La Grande Visione dieci anni dopo

In questi ultimi dieci anni molte cose sono cambiate: nuovi e rinnovati metodi e teorie per l’accuratezza dei risultati, una completa accettazione del concetto di total testing process e del ruolo del Laboratorio nel processo diagnostico, il tentativo di valutare esplicitamente gli esiti della diagnostica, la consapevolezza del necessario impegno culturale oltre che tecnico-scientifico. Molte altre restano ancora da fare.

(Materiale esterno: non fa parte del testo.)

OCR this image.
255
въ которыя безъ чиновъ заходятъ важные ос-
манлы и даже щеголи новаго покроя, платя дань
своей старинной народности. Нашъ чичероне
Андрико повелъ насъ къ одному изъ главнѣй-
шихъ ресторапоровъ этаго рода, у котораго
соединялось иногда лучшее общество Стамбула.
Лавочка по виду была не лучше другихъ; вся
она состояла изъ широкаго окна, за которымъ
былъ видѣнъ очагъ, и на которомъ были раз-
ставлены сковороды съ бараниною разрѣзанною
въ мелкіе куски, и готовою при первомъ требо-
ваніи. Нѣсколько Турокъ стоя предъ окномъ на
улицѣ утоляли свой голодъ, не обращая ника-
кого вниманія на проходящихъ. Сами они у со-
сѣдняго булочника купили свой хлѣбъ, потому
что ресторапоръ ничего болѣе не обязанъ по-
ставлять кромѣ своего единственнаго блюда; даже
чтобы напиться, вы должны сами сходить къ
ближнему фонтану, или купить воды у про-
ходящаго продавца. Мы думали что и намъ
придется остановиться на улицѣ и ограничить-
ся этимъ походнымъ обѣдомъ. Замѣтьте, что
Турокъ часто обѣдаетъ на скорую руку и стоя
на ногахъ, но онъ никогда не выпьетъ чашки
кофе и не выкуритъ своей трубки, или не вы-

È necessario migliorare la qualità analitica in un mondo che la dà per scontata; affrontare i temi divisivi sui criteri di valutazione e controllo dei test; diffondere il concetto di fasi pre-pre e post-post come momenti alti di scambio all’interfaccia; realizzare efficaci modelli di valutazione degli esiti legati alla diagnostica; definire linee guida che comprendano gli aspetti delicati preanalitici analitici e postanalitici che solo il Laboratorio conosce; rendersi visibili professionalmente e culturalmente a tutta la società. Penso, quindi, che lo schema della Grande Visione possa rappresentare ancora un modello cognitivo adeguato alla sistematizzazione della sicurezza del paziente nella Medicina di Laboratorio e che anzi risponda meglio di altri framework alle innovazioni avvenute e alle nuove sensibilità, in particolare con il documento Improving Diagnosis in Health Care, e che faciliti il passaggio del Laboratorio da servizio essenziale a determinante integrato degli esiti del paziente e nella promozione della salute.